Normally, lemongrass isn't a flavour I enjoy too much, reminding me of the hot cloths the stewardesses thrusts at you when you've woken up somewhere over the Atlantic with a cricked neck and covered in your neighbour's dribble, but here it was very nice. I also now have to try and make myself like it, as the Ewing has taken to attempting to grow industrial amounts of it in a window box at home. (still very leafy with not much stalk - TE).

Stealth, before leaving on mission, had asked for 'prawns in a pot', which, after being such a good girl, is exactly what Santa bought her. I have to confess I originally though this was one of her made up epithets for dishes she doesn't really know the name of, but I checked and it's there; stewed prawns in a pot, or number 113 on the menu if you'd like to try it.

Unfortunately I didn't, so can offer only limited thoughts on it. While I would normally hesitate to endorse something Stealth recommends - this is someone who's signature dish is frankfurters and fried eggs and frozen veg, eaten out of the same pan it's cooked in to save on the washing up - it did smell rather delicious, even if my soft focus picture isn't doing much for it.

My request for frogs legs had been replaced by the more staid suggestion of chilli satay lamb in my absense. A clever choice, seeing as they were both sitting opposite and thus sparing themselves the spectacle watching me gnawing on assorted amphibian bits.

At this point a good blogger would say something pithy, or at least something useful, about their dish.
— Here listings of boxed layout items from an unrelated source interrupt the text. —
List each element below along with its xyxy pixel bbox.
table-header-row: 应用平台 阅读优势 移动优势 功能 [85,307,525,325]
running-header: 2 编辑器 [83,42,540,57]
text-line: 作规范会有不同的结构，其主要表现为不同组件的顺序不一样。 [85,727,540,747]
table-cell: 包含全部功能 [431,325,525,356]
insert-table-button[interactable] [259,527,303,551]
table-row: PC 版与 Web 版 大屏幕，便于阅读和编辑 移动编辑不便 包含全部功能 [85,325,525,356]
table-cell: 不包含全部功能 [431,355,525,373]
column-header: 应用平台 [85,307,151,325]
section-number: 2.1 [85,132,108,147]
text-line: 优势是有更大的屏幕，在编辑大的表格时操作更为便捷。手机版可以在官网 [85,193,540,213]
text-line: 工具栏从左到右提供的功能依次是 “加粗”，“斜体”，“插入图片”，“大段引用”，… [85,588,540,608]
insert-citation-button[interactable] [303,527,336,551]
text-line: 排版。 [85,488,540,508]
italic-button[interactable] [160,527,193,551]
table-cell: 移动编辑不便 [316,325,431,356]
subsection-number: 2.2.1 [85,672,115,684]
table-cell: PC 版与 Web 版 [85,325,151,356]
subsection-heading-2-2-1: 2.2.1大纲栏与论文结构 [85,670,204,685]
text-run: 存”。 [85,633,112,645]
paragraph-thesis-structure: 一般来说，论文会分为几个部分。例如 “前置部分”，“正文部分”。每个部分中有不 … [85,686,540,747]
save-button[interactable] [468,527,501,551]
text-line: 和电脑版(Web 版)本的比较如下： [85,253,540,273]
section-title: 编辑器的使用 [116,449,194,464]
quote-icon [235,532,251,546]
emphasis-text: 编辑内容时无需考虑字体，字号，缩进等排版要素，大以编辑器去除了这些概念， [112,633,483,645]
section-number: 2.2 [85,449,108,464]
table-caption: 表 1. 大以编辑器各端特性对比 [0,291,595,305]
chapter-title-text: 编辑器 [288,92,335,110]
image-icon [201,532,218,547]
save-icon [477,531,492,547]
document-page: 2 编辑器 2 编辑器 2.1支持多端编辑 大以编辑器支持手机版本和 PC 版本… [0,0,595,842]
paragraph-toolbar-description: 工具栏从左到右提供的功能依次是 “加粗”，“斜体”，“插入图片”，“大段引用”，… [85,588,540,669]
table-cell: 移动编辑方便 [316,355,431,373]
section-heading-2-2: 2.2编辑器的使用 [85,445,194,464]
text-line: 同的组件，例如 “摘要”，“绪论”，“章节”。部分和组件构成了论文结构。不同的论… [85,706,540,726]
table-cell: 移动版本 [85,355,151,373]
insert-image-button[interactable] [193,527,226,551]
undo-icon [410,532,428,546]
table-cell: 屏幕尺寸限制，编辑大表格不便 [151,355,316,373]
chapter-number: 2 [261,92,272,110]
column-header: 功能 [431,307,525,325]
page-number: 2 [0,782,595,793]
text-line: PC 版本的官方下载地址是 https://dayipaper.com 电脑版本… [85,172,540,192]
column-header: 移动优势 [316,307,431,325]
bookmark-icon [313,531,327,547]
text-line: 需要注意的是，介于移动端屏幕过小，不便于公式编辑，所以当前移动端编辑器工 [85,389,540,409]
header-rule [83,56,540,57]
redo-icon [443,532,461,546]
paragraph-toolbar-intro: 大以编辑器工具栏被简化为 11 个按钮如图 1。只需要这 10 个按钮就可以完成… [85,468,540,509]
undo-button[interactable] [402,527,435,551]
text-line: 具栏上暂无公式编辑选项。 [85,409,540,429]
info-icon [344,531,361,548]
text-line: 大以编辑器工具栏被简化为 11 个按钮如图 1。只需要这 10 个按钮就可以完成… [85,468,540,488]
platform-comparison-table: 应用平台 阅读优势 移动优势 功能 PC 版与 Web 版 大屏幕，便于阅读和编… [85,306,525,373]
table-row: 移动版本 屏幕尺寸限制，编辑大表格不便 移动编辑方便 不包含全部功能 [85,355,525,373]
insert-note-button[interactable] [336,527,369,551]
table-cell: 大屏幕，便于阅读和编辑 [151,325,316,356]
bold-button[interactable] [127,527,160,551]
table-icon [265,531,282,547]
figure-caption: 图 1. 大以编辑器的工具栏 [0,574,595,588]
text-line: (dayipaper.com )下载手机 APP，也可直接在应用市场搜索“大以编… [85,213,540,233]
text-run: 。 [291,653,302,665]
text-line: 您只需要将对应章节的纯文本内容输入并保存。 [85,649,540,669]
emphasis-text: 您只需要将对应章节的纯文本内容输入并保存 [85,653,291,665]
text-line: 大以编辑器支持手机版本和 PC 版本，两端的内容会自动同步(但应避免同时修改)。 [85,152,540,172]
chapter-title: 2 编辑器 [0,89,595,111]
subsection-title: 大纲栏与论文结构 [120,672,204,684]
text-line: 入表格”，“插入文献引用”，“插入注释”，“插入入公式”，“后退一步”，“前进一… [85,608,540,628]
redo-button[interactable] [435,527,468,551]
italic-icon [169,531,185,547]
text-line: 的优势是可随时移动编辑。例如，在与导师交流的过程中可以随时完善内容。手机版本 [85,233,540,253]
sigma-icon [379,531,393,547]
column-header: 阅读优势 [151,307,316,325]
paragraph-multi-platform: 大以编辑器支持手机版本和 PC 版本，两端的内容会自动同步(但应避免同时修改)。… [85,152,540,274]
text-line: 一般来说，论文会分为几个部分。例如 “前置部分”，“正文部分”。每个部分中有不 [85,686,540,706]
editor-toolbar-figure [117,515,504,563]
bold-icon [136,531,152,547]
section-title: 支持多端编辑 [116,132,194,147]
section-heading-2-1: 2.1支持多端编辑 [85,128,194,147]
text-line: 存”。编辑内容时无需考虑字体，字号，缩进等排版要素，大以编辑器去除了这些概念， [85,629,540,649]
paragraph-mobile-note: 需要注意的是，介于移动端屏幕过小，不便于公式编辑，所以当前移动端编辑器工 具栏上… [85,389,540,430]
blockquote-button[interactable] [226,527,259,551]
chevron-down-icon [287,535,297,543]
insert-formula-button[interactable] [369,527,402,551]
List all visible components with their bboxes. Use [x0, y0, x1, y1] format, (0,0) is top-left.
Unfortunately, success on the wine finding mission meant that - despite the alarmingly garish hue - I only rememebered eating it after finding the pictures on my phone the next morning. By all accounts I hoovered it all up with gay abandon. So it must have been quite good, at least.
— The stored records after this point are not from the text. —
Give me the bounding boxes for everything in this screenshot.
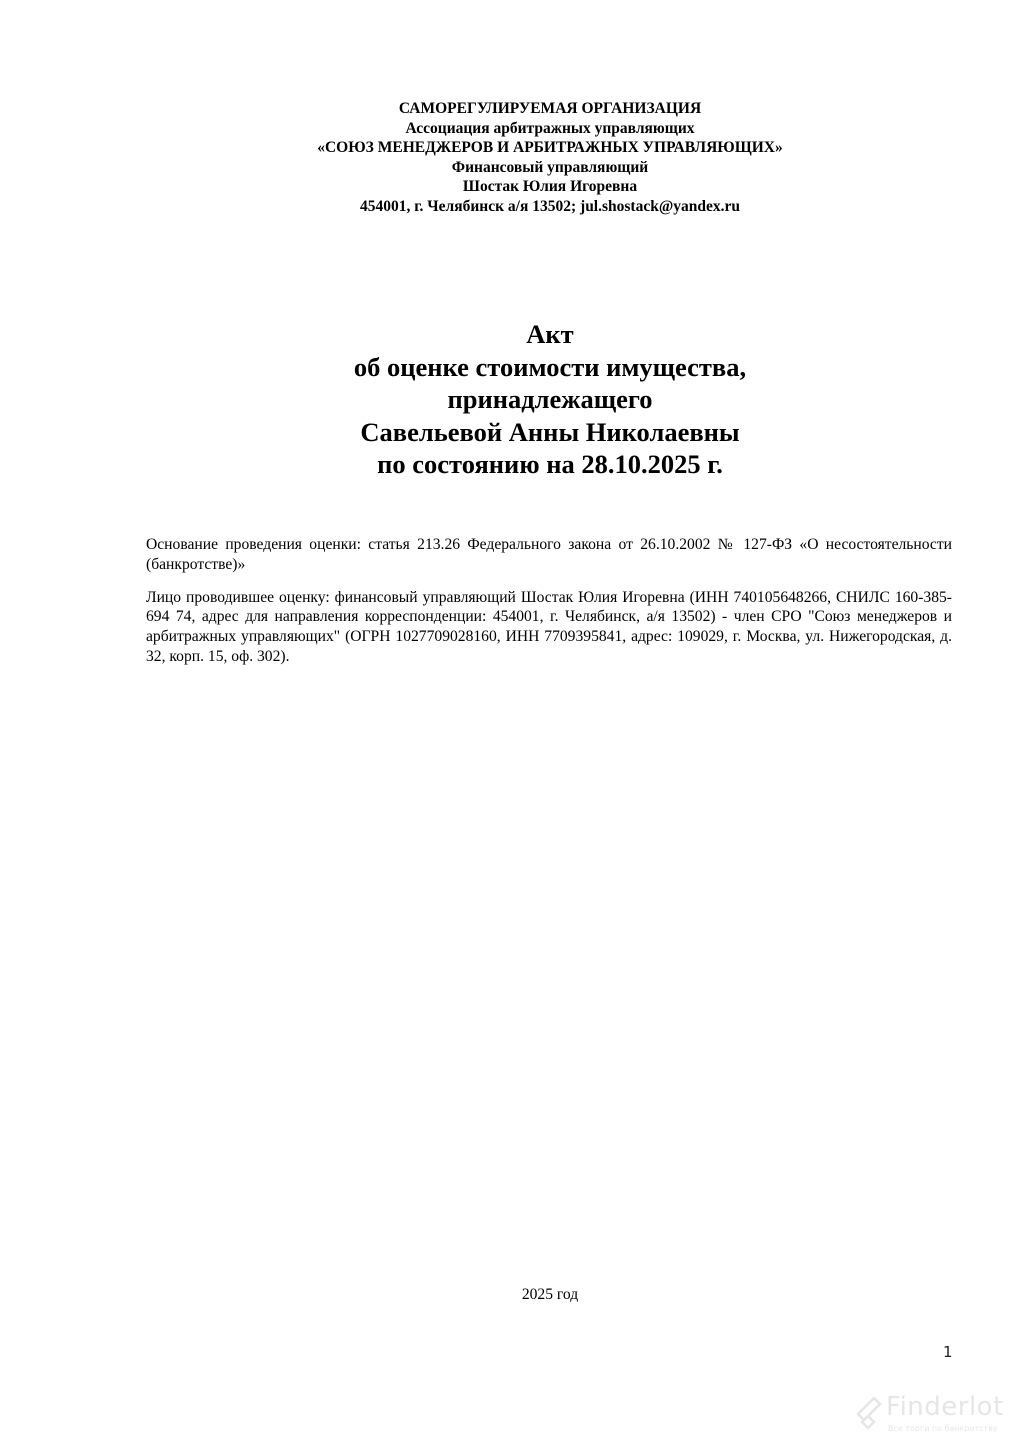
watermark-tagline: Все торги по банкротству (888, 1424, 998, 1433)
header-line-union: «СОЮЗ МЕНЕДЖЕРОВ И АРБИТРАЖНЫХ УПРАВЛЯЮЩ… (0, 138, 1024, 158)
header-line-role: Финансовый управляющий (0, 158, 1024, 178)
organization-header: САМОРЕГУЛИРУЕМАЯ ОРГАНИЗАЦИЯ Ассоциация … (0, 99, 1024, 217)
header-line-address: 454001, г. Челябинск а/я 13502; jul.shos… (0, 197, 1024, 217)
document-title: Акт об оценке стоимости имущества, прина… (0, 318, 1024, 481)
title-line-3: принадлежащего (0, 383, 1024, 416)
title-line-1: Акт (0, 318, 1024, 351)
header-line-association: Ассоциация арбитражных управляющих (0, 119, 1024, 139)
document-year: 2025 год (0, 1286, 1024, 1304)
paragraph-appraiser: Лицо проводившее оценку: финансовый упра… (146, 588, 952, 667)
header-line-sro: САМОРЕГУЛИРУЕМАЯ ОРГАНИЗАЦИЯ (0, 99, 1024, 119)
page-number: 1 (943, 1343, 953, 1361)
watermark-name: Finderlot (886, 1392, 1004, 1422)
title-line-5: по состоянию на 28.10.2025 г. (0, 448, 1024, 481)
title-line-2: об оценке стоимости имущества, (0, 351, 1024, 384)
title-line-4: Савельевой Анны Николаевны (0, 416, 1024, 449)
finderlot-watermark: Finderlot Все торги по банкротству (852, 1392, 1022, 1442)
paragraph-basis: Основание проведения оценки: статья 213.… (146, 535, 952, 575)
finderlot-logo-icon (854, 1396, 884, 1432)
document-body: Основание проведения оценки: статья 213.… (146, 535, 952, 680)
document-page: САМОРЕГУЛИРУЕМАЯ ОРГАНИЗАЦИЯ Ассоциация … (0, 0, 1024, 1448)
header-line-name: Шостак Юлия Игоревна (0, 177, 1024, 197)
A night out in the East has to end with hipster cocktails in a dingy bar and where better than Shoreditch institution Jaguar Shoes. G'n'Ts and bad dancing in the underground room rounded off a very merry evening with fine company, even if it meant the only festive fizz I could face the following day came in the form of two dispersible aspirin and a Berocca. Merry Christmas, you filthy animals.